今回は行政書士試験のみならず、様々な法律系の試験でも重要な民法177条の“不動産に関する物権の変動の対抗要件”についての解説です。
初学者の方は特に、「“その登記をしなければ、第三者に対抗することができない”ってどういうこと?」って思いますよね(ちなみに私はそうでした…)。
民法177条の内容を具体例と結びつけながら理解していきましょう!
条文
民法 第177条 (不動産に関する物権の変動の対抗要件)
不動産に関する物権の得喪及び変更は、不動産登記法(平成十六年法律第百二十三号)その他の登記に関する法律の定めるところに従いその登記をしなければ、第三者に対抗することができない。

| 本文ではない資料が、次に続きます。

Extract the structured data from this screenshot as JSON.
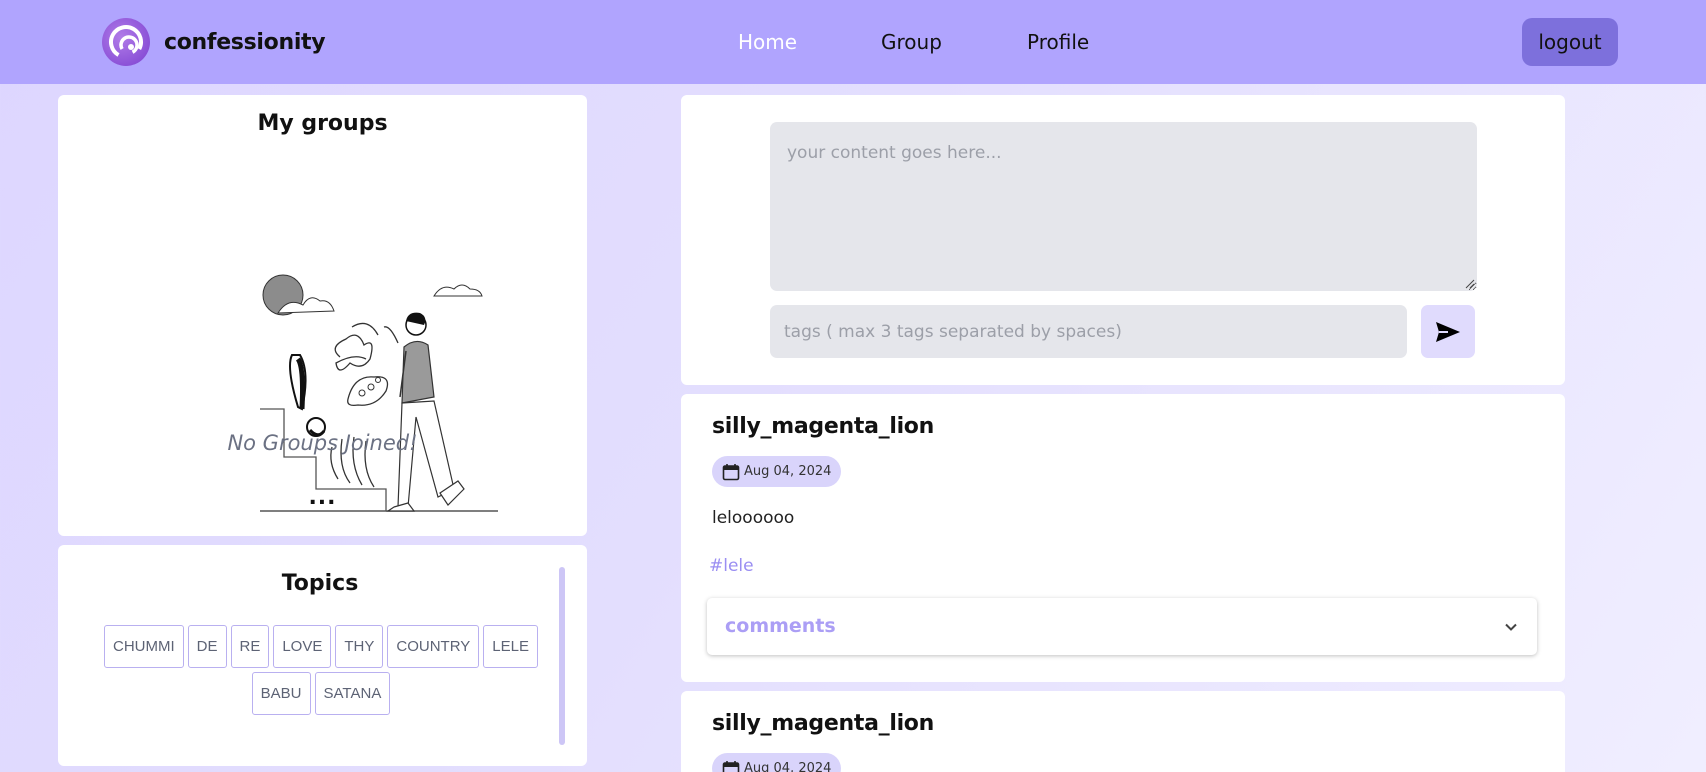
{
  "header": {
    "brand_name": "confessionity",
    "nav": [
      {
        "label": "Home",
        "active": true
      },
      {
        "label": "Group",
        "active": false
      },
      {
        "label": "Profile",
        "active": false
      }
    ],
    "logout_label": "logout"
  },
  "groups": {
    "title": "My groups",
    "empty_text": "No Groups Joined!",
    "more": "..."
  },
  "topics": {
    "title": "Topics",
    "tags": [
      "CHUMMI",
      "DE",
      "RE",
      "LOVE",
      "THY",
      "COUNTRY",
      "LELE",
      "BABU",
      "SATANA"
    ]
  },
  "composer": {
    "content_placeholder": "your content goes here...",
    "tags_placeholder": "tags ( max 3 tags separated by spaces)",
    "send_icon": "send-icon"
  },
  "posts": [
    {
      "author": "silly_magenta_lion",
      "date": "Aug 04, 2024",
      "body": "leloooooo",
      "tag": "#lele",
      "comments_label": "comments"
    },
    {
      "author": "silly_magenta_lion",
      "date": "Aug 04, 2024"
    }
  ],
  "colors": {
    "header_bg": "#b0a4fe",
    "logout_bg": "#7d70dc",
    "accent": "#ab9ef5",
    "page_bg": "#e3defe"
  }
}
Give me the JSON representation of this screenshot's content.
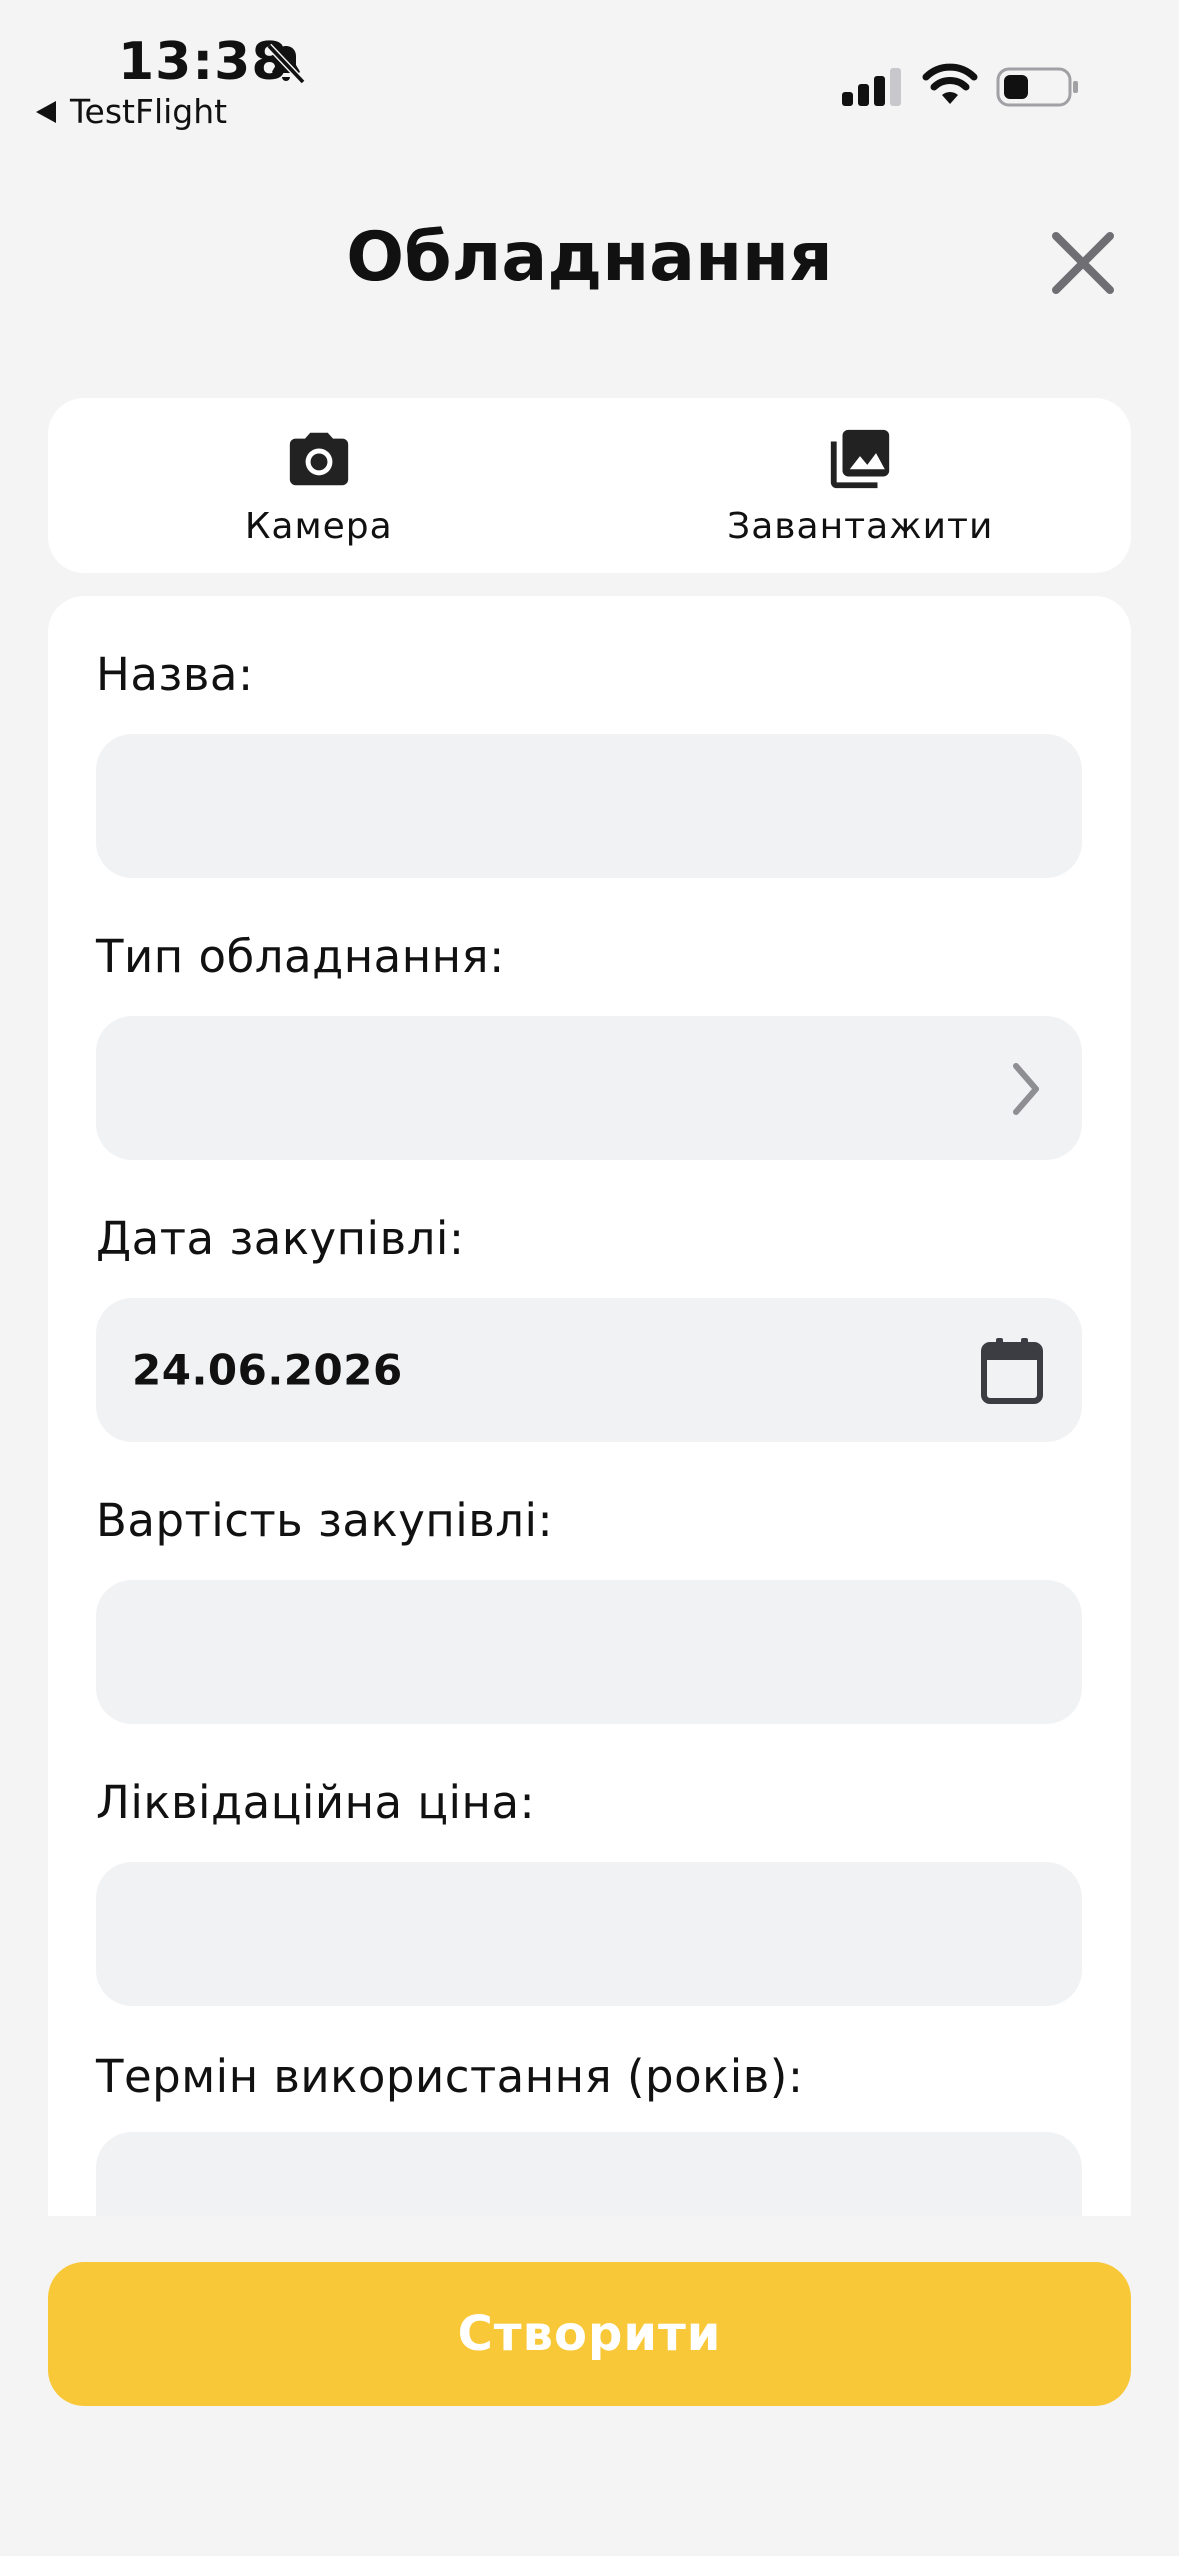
{
  "status_bar": {
    "time": "13:38",
    "back_label": "TestFlight"
  },
  "header": {
    "title": "Обладнання"
  },
  "media": {
    "camera_label": "Камера",
    "upload_label": "Завантажити"
  },
  "form": {
    "name_label": "Назва:",
    "name_value": "",
    "type_label": "Тип обладнання:",
    "type_value": "",
    "date_label": "Дата закупівлі:",
    "date_value": "24.06.2026",
    "cost_label": "Вартість закупівлі:",
    "cost_value": "",
    "liquidation_label": "Ліквідаційна ціна:",
    "liquidation_value": "",
    "term_label": "Термін використання (років):",
    "term_value": ""
  },
  "actions": {
    "create_label": "Створити"
  },
  "colors": {
    "background": "#F4F4F5",
    "card": "#FFFFFF",
    "input_fill": "#F1F2F4",
    "accent_yellow": "#F9C838",
    "icon_gray": "#8E8E93"
  },
  "icons": [
    "bell-slash-icon",
    "signal-icon",
    "wifi-icon",
    "battery-icon",
    "close-icon",
    "camera-icon",
    "gallery-icon",
    "chevron-right-icon",
    "calendar-icon"
  ]
}
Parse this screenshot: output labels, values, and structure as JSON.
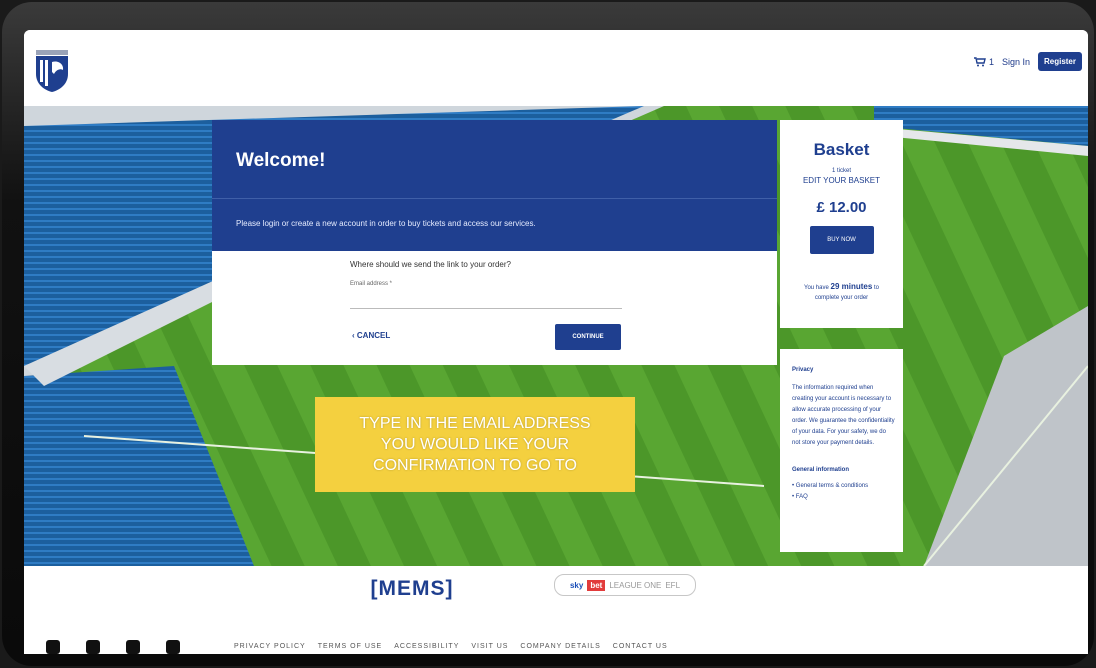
{
  "header": {
    "cart_count": "1",
    "signin_label": "Sign In",
    "register_label": "Register"
  },
  "welcome": {
    "title": "Welcome!",
    "subtitle": "Please login or create a new account in order to buy tickets and access our services.",
    "question": "Where should we send the link to your order?",
    "email_label": "Email address *",
    "cancel_label": "CANCEL",
    "continue_label": "CONTINUE"
  },
  "basket": {
    "title": "Basket",
    "ticket_count": "1 ticket",
    "edit_label": "EDIT YOUR BASKET",
    "price": "£ 12.00",
    "buy_label": "BUY NOW",
    "time_prefix": "You have",
    "time_value": "29 minutes",
    "time_suffix": "to complete your order"
  },
  "privacy": {
    "title": "Privacy",
    "text": "The information required when creating your account is necessary to allow accurate processing of your order. We guarantee the confidentiality of your data. For your safety, we do not store your payment details.",
    "general_title": "General information",
    "links": [
      "General terms & conditions",
      "FAQ"
    ]
  },
  "callout": {
    "text": "TYPE IN THE EMAIL ADDRESS\nYOU WOULD LIKE YOUR\nCONFIRMATION TO GO TO"
  },
  "footer": {
    "sponsor": "MEMS",
    "league_sky": "sky",
    "league_bet": "bet",
    "league_text": "LEAGUE ONE",
    "league_efl": "EFL",
    "links": [
      "PRIVACY POLICY",
      "TERMS OF USE",
      "ACCESSIBILITY",
      "VISIT US",
      "COMPANY DETAILS",
      "CONTACT US"
    ],
    "social_icons": [
      "twitter-icon",
      "facebook-icon",
      "youtube-icon",
      "instagram-icon"
    ]
  },
  "colors": {
    "brand_blue": "#1f3f8f",
    "callout_yellow": "#f4d03f",
    "pitch_green": "#4f9a2c"
  }
}
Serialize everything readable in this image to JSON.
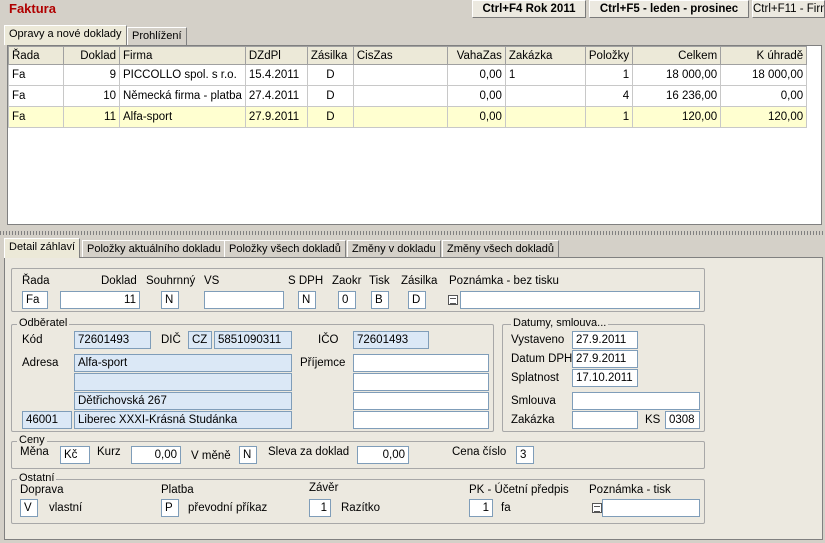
{
  "header": {
    "title": "Faktura",
    "btn_year": "Ctrl+F4 Rok 2011",
    "btn_period": "Ctrl+F5 - leden - prosinec",
    "btn_firm": "Ctrl+F11 - Firm"
  },
  "top_tabs": [
    "Opravy a nové doklady",
    "Prohlížení"
  ],
  "grid": {
    "columns": [
      "Řada",
      "Doklad",
      "Firma",
      "DZdPl",
      "Zásilka",
      "CisZas",
      "VahaZas",
      "Zakázka",
      "Položky",
      "Celkem",
      "K úhradě"
    ],
    "rows": [
      [
        "Fa",
        "9",
        "PICCOLLO spol. s r.o.",
        "15.4.2011",
        "D",
        "",
        "0,00",
        "1",
        "1",
        "18 000,00",
        "18 000,00"
      ],
      [
        "Fa",
        "10",
        "Německá firma - platba",
        "27.4.2011",
        "D",
        "",
        "0,00",
        "",
        "4",
        "16 236,00",
        "0,00"
      ],
      [
        "Fa",
        "11",
        "Alfa-sport",
        "27.9.2011",
        "D",
        "",
        "0,00",
        "",
        "1",
        "120,00",
        "120,00"
      ]
    ]
  },
  "bottom_tabs": [
    "Detail záhlaví",
    "Položky aktuálního dokladu",
    "Položky všech dokladů",
    "Změny v dokladu",
    "Změny všech dokladů"
  ],
  "form": {
    "row1": {
      "labels": {
        "rada": "Řada",
        "doklad": "Doklad",
        "souhrnny": "Souhrnný",
        "vs": "VS",
        "sdph": "S DPH",
        "zaokr": "Zaokr",
        "tisk": "Tisk",
        "zasilka": "Zásilka",
        "poznamka": "Poznámka - bez tisku"
      },
      "values": {
        "rada": "Fa",
        "doklad": "11",
        "souhrnny": "N",
        "vs": "",
        "sdph": "N",
        "zaokr": "0",
        "tisk": "B",
        "zasilka": "D",
        "poznamka": ""
      }
    },
    "odberatel": {
      "title": "Odběratel",
      "kod_label": "Kód",
      "kod": "72601493",
      "dic_label": "DIČ",
      "dic_prefix": "CZ",
      "dic": "5851090311",
      "ico_label": "IČO",
      "ico": "72601493",
      "adresa_label": "Adresa",
      "adresa": [
        "Alfa-sport",
        "",
        "Dětřichovská 267"
      ],
      "psc": "46001",
      "mesto": "Liberec XXXI-Krásná Studánka",
      "prijemce_label": "Příjemce",
      "prijemce": [
        "",
        "",
        "",
        ""
      ]
    },
    "datumy": {
      "title": "Datumy, smlouva...",
      "vystaveno_label": "Vystaveno",
      "vystaveno": "27.9.2011",
      "datum_dph_label": "Datum DPH",
      "datum_dph": "27.9.2011",
      "splatnost_label": "Splatnost",
      "splatnost": "17.10.2011",
      "smlouva_label": "Smlouva",
      "smlouva": "",
      "zakazka_label": "Zakázka",
      "zakazka": "",
      "ks_label": "KS",
      "ks": "0308"
    },
    "ceny": {
      "title": "Ceny",
      "mena_label": "Měna",
      "mena": "Kč",
      "kurz_label": "Kurz",
      "kurz": "0,00",
      "vmene_label": "V měně",
      "vmene": "N",
      "sleva_label": "Sleva za doklad",
      "sleva": "0,00",
      "cena_cislo_label": "Cena číslo",
      "cena_cislo": "3"
    },
    "ostatni": {
      "title": "Ostatní",
      "doprava_label": "Doprava",
      "doprava_code": "V",
      "doprava_text": "vlastní",
      "platba_label": "Platba",
      "platba_code": "P",
      "platba_text": "převodní příkaz",
      "zaver_label": "Závěr",
      "zaver_code": "1",
      "zaver_text": "Razítko",
      "pk_label": "PK - Účetní předpis",
      "pk_code": "1",
      "pk_text": "fa",
      "pozn_tisk_label": "Poznámka - tisk",
      "pozn_tisk": ""
    }
  },
  "colors": {
    "title": "#b00000",
    "selected_row": "#ffffd0",
    "readonly_field": "#dbe8f6"
  }
}
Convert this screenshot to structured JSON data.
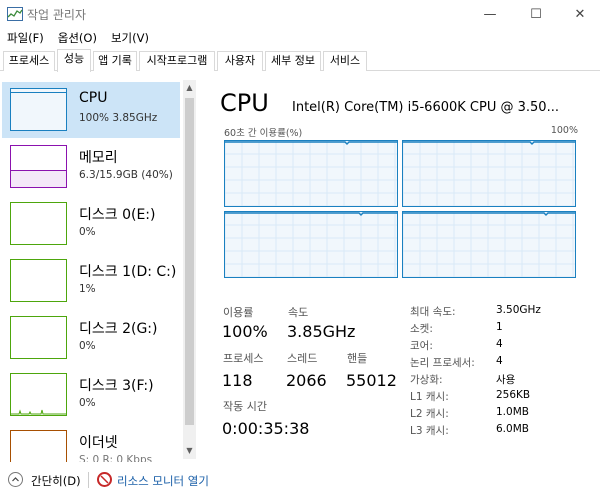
{
  "window": {
    "title": "작업 관리자",
    "minimize": "—",
    "maximize": "☐",
    "close": "✕"
  },
  "menu": [
    "파일(F)",
    "옵션(O)",
    "보기(V)"
  ],
  "tabs": [
    "프로세스",
    "성능",
    "앱 기록",
    "시작프로그램",
    "사용자",
    "세부 정보",
    "서비스"
  ],
  "sidebar": [
    {
      "name": "CPU",
      "sub": "100% 3.85GHz",
      "color": "#1a80c0"
    },
    {
      "name": "메모리",
      "sub": "6.3/15.9GB (40%)",
      "color": "#8b12ae"
    },
    {
      "name": "디스크 0(E:)",
      "sub": "0%",
      "color": "#4da60c"
    },
    {
      "name": "디스크 1(D: C:)",
      "sub": "1%",
      "color": "#4da60c"
    },
    {
      "name": "디스크 2(G:)",
      "sub": "0%",
      "color": "#4da60c"
    },
    {
      "name": "디스크 3(F:)",
      "sub": "0%",
      "color": "#4da60c"
    },
    {
      "name": "이더넷",
      "sub": "S: 0  R: 0 Kbps",
      "color": "#a74f01"
    }
  ],
  "detail": {
    "title": "CPU",
    "model": "Intel(R) Core(TM) i5-6600K CPU @ 3.50...",
    "graph_caption": "60초 간 이용률(%)",
    "graph_max": "100%",
    "stats": {
      "utilization_label": "이용률",
      "utilization_value": "100%",
      "speed_label": "속도",
      "speed_value": "3.85GHz",
      "processes_label": "프로세스",
      "processes_value": "118",
      "threads_label": "스레드",
      "threads_value": "2066",
      "handles_label": "핸들",
      "handles_value": "55012",
      "uptime_label": "작동 시간",
      "uptime_value": "0:00:35:38"
    },
    "specs": [
      {
        "label": "최대 속도:",
        "value": "3.50GHz"
      },
      {
        "label": "소켓:",
        "value": "1"
      },
      {
        "label": "코어:",
        "value": "4"
      },
      {
        "label": "논리 프로세서:",
        "value": "4"
      },
      {
        "label": "가상화:",
        "value": "사용"
      },
      {
        "label": "L1 캐시:",
        "value": "256KB"
      },
      {
        "label": "L2 캐시:",
        "value": "1.0MB"
      },
      {
        "label": "L3 캐시:",
        "value": "6.0MB"
      }
    ]
  },
  "footer": {
    "collapse": "간단히(D)",
    "resource_monitor": "리소스 모니터 열기"
  }
}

“不動産に関する物権の得喪及び変更”を具体例で考えてみる
“不動産”の例として土地や建物などがあります。また、その不動産に関する“物権”の例として所有権や抵当権などがあります。
◆ケース1(不動産に関する物権の得喪の例)
例えば、土地を持っているAさんがその土地をBさんに売ったとします。この場合、Aさんはその土地に関する物権である所有権を失い(“得喪”の“喪”)、逆にBさんはその土地の所有権を得ます(“得喪”の“得”)。これが“不動産に関する物権の得喪”の例です。
◆ケース2(不動産に関する物権の変更の例)
例えば、ある建物についてCさんが第一順位抵当権者、Dさんが第二順位抵当権者であるとします。CさんとDさんが話し合ってそれぞれの順位を入れ替え、Cさんが第二順位抵当権者、Dさんが第一順位抵当権者となり、抵当権の内容が変わりました。これが“不動産に関する物権の変更”の例です。
“その登記をしなければ、第三者に対抗することができない”を具体例で考えてみる
不動産に関する物権の得喪及び変更は、“その登記をしなければ、第三者に対抗することができない”と定められています。これはどういうことでしょうか?先ほどのケース1の例で考えるとわかりやすいので、ケース1の例を使って考えていきましょう!
先ほどのケース1と同様に、土地を持っているAさんがその土地をBさんに売ったとします。その際、Aさんは代金を受け取りましたが、「この土地は新しくBさんの土地になりました」という登記をしていませんでした。その後、AさんはEさんにも先ほどと同じ土地を売ってしまいました。
このような場合、BさんはAさんから土地を買うことによって土地の所有権を取得しましたが、そのことを第三者であるEさんに主張して対抗できるでしょうか?
結論、BさんはEさんよりも早く「この土地は新しくBさんの土地になりました」という“登記”をすれば、この登記を根拠にEさんに対抗することができます。
逆に、たとえAさんから最初にその土地を買ったのがBさんだったとしても、「この土地は新しくEさんの土地になりました」という登記が先にされた場合、BさんはEさんに対抗することができません。このように、不動産が二重に譲渡された場合、先に登記を具備した者が不動産の所有権を主張できます。
最後に
今回の解説では民法177条の基礎についての理解を深めていきました。実際の行政書士試験で出題される問題は非常に複雑なものが多いです。そのため、まずは今回学習した基礎をしっかり理解し、そのうえで過去問演習などを通して実践力を高めていってください!
※本記事は行政書士試験の学習用に、民法の条文の考え方をわかりやすく説明したものです。個別事案では結論が異なる場合があります。